Q. Are probiotics safe?

There is debate over the precise definition of probiotics. The United Nations Food and Agriculture Organization and the World Health Organization call probiotics "live microorganisms, which, when administered in adequate amounts, confer a health benefit on the host."

Microorganisms or microbes are living organisms that can be seen only under a microscope. Microbes are everywhere; the human body contains billions of them.

Some microbes cause disease. Others are essential for health. Most microbes belong to one of four major groups: bacteria, viruses, fungi or protozoans.

Less than one percent of bacteria cause diseases in humans. Harmless bacteria live in human intestines, where they help to digest food.

Viruses, which consist of one or more molecules, contain the virus's genes surrounded by a protein coat. Most viruses cause disease.

There are millions of types of fungi, which are primitive vegetables. Some live in the human body, usually without causing illness. Protozoans are single-cell animals. In humans, protozoans usually cause disease.

Probiotics is a term that refers to foods or supplements that contain beneficial bacteria that can help with digestion and defend against dangerous bacteria. The bacteria in probiotics are similar to those normally found in your body.

Probiotics are in foods such as yogurt and other dairy products, miso (soybean paste), tempeh (soybean cake), and some juices and soy drinks.

There are probiotics that have been used for centuries. These include fermented foods and cultured milk products. Interest in probiotics in general has been growing. In the USA, alone, spending on probiotic supplements nearly tripled from 1994 to 2003.

Are probiotics safe?

Some live microbes have a long history of safe use as probiotics. However, the safety of probiotics has not been thoroughly studied scientifically. More information is needed on the safety of use in older people, young children, and people with compromised immune systems. Seniors should consult their physicians before beginning any new therapy.
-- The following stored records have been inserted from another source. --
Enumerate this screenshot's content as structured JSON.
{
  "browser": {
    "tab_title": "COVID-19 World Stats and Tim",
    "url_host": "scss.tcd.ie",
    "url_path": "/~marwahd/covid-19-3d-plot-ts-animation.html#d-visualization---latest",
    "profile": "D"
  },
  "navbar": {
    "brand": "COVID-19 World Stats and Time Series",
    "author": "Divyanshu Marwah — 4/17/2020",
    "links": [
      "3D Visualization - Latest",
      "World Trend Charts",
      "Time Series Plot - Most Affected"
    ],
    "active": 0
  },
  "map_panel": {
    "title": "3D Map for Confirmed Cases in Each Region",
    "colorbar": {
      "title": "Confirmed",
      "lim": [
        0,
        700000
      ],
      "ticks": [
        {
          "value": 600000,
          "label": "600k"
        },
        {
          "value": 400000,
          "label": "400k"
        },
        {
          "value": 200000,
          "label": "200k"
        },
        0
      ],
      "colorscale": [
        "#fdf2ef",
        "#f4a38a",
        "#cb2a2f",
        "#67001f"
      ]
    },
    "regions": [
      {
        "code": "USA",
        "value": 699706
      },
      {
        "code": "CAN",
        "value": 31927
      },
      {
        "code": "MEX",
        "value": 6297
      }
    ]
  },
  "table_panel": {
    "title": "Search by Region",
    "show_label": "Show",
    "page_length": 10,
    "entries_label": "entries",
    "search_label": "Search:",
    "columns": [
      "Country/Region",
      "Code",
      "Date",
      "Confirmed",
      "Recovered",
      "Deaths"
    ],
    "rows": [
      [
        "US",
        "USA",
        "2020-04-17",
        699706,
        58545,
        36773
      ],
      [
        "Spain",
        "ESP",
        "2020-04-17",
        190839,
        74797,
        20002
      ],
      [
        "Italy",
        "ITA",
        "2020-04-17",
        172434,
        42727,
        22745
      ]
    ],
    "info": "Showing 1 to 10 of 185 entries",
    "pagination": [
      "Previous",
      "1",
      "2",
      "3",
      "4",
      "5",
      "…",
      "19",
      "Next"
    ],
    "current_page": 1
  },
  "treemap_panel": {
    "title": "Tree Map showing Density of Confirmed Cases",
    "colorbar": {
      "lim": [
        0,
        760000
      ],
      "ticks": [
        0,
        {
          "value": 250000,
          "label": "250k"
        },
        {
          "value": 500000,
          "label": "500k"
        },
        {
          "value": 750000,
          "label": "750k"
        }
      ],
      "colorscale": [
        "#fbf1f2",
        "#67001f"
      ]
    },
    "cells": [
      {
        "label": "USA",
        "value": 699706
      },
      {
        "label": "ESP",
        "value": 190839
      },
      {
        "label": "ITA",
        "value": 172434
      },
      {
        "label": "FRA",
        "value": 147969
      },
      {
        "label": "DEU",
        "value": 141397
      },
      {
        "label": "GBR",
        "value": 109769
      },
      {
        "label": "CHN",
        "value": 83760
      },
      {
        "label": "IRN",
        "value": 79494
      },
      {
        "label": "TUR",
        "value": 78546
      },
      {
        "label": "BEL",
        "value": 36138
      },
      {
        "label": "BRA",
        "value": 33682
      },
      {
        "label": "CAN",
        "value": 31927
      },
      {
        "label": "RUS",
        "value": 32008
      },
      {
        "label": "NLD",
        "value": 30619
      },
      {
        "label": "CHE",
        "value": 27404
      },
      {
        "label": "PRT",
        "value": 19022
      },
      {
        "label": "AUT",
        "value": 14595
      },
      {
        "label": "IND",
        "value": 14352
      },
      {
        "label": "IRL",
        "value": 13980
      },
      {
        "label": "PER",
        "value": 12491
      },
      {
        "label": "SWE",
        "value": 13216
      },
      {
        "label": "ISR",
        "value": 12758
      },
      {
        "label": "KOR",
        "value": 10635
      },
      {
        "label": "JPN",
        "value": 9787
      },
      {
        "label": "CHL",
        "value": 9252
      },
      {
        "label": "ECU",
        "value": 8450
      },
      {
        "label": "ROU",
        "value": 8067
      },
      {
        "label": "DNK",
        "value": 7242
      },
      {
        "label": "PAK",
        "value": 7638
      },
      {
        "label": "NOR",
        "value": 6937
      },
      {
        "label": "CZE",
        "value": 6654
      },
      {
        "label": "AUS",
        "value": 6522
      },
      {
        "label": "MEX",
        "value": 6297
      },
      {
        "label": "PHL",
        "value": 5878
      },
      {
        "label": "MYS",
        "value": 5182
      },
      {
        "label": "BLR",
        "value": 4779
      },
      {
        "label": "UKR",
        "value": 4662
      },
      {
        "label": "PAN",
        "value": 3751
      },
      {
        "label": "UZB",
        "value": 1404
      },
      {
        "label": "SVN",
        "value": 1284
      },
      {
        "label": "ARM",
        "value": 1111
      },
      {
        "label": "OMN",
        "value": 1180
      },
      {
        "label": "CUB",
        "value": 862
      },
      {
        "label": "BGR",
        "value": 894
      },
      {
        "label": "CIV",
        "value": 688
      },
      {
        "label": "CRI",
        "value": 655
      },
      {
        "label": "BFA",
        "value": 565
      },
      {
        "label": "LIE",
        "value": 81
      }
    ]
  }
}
The U.S. Food and Drug Administration does not strictly regulate herbs and supplements. There is no guarantee of strength, purity or safety of products. So buyer beware.

There is increasing scientific interest in probiotics. Some researchers believe probiotics may improve general health.

There is evidence that probiotics may help treat diarrhea, vaginal yeast infections, irritable bowel syndrome, and inflammation following colon surgery.

There is also data to support the benefits of probiotics in reducing bladder-cancer recurrence, shortening the duration of intestinal infections and preventing eczema.

Probiotics are helpful in combating C. difficile (a.k.a. C. diff), a common and potentially fatal infection in hospitals.

C. diff bacteria are omnipresent, but they don't pose a threat unless they multiply abnormally in the intestines. This can happen when you take antibiotics.

Antibiotics often destroy beneficial bacteria while trying to kill off the ones that are making you sick. If you don't have enough good bacteria in your body, C. diff can proliferate.

Saccharomyces boulardii, a probiotic, is helpful in treating C. diff infections. Saccharomyces boulardii is a natural yeast, a fungus.